Respect and fear are two different things. The thing about Republicans is that they don't care so much about respect, but they love fear, at least in others. So the rest of us have to communicate with them in a language that they understand, and until these torturers, especially those at the top, stand in the dock and look the law in the face, and know that they broke it and are going to be punished, they will not learn what they can and cannot do.

But, you say, our effort will be wasted. They'll get in their lawyers and their lobbyists and their apologists and roll us over once again. Maybe so. But I say even that is worth it, because we have to confront, once and for all, the question of whether this is a law-abiding nation or just another out-of-control oligarchy. The founding fathers would expect no less of us. Ω

[Jane Smiley is the author of

1980 Barn Blind. Smiley's debut novel treats the Karlson family of rural Illinois and its demanding mother.

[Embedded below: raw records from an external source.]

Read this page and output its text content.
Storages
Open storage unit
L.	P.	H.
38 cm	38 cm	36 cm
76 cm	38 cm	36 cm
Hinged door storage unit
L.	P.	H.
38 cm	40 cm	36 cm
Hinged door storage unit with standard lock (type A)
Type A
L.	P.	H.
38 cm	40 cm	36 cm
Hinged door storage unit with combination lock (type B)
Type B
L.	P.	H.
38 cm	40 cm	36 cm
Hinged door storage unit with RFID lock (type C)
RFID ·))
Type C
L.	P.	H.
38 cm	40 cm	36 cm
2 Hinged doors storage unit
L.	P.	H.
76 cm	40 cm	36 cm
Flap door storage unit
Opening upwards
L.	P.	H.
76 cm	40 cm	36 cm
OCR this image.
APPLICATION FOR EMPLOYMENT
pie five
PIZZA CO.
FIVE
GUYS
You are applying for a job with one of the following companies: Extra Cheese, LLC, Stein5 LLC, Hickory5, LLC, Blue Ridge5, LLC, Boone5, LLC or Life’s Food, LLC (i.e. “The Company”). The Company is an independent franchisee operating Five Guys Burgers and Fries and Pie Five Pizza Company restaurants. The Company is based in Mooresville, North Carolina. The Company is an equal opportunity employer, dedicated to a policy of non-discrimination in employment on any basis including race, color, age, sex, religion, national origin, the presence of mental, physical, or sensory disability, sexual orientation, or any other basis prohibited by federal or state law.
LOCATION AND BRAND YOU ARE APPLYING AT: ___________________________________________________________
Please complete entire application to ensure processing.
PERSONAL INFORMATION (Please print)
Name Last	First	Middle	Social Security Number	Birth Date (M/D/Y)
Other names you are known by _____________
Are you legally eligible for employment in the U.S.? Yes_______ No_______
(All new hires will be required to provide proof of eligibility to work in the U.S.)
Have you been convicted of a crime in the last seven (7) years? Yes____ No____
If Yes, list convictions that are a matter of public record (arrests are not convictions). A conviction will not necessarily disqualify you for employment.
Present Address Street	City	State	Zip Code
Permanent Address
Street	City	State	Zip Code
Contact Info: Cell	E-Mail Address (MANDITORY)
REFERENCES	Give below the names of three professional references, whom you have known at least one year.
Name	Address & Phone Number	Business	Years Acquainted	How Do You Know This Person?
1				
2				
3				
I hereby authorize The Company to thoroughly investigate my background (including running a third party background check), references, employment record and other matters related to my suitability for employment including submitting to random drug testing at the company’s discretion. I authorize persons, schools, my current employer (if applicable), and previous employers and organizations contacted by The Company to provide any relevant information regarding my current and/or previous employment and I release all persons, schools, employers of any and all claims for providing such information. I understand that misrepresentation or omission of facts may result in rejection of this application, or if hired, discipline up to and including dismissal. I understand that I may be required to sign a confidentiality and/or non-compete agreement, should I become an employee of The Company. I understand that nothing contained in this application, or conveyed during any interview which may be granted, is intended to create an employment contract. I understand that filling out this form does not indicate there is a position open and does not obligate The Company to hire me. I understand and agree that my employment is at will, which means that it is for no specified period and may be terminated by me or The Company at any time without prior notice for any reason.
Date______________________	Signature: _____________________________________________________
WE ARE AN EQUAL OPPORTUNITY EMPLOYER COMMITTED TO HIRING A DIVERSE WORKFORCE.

1987 The Age of Grief: A Novella and Stories. Nominated for a National Book Critics Circle Award, the volume includes stories about family life and marriage. Critics admire the psychological penetration of the title story, in which an apparently happy and attractive couple are devastated by infidelity.

1988 The Greenlanders. Smiley has called this massive historical novel, chronicling the destruction of the Norse settlements in Greenland in the tenth century, "the true masterpiece" among her works.

1991 A Thousand Acres. Smiley's best-selling novel, winner of the Pulitzer Prize and the National Book Award, has been called a feminist reworking of King Lear. Her deft handling of human character and her deep feeling for her rural setting elicit critical approval.

1995 Moo. Smiley's academic satire surveys a Midwestern agricultural "cow-college," filled with professional rivalries and pretenses.

1998 The All-True Adventures of Lidie Newton. The novelist invents a female abolitionist active in the Kansas Territory. Critics admire the character's eloquence, the period setting, and Smiley's ability to meld an adventure story with a keen moral sensibility.

Smiley received an A.B. at Vassar College, then earned an M.F.A. and Ph.D. from the University of Iowa. While working towards her doctorate, she also spent a year studying in Iceland as a Fulbright Scholar.]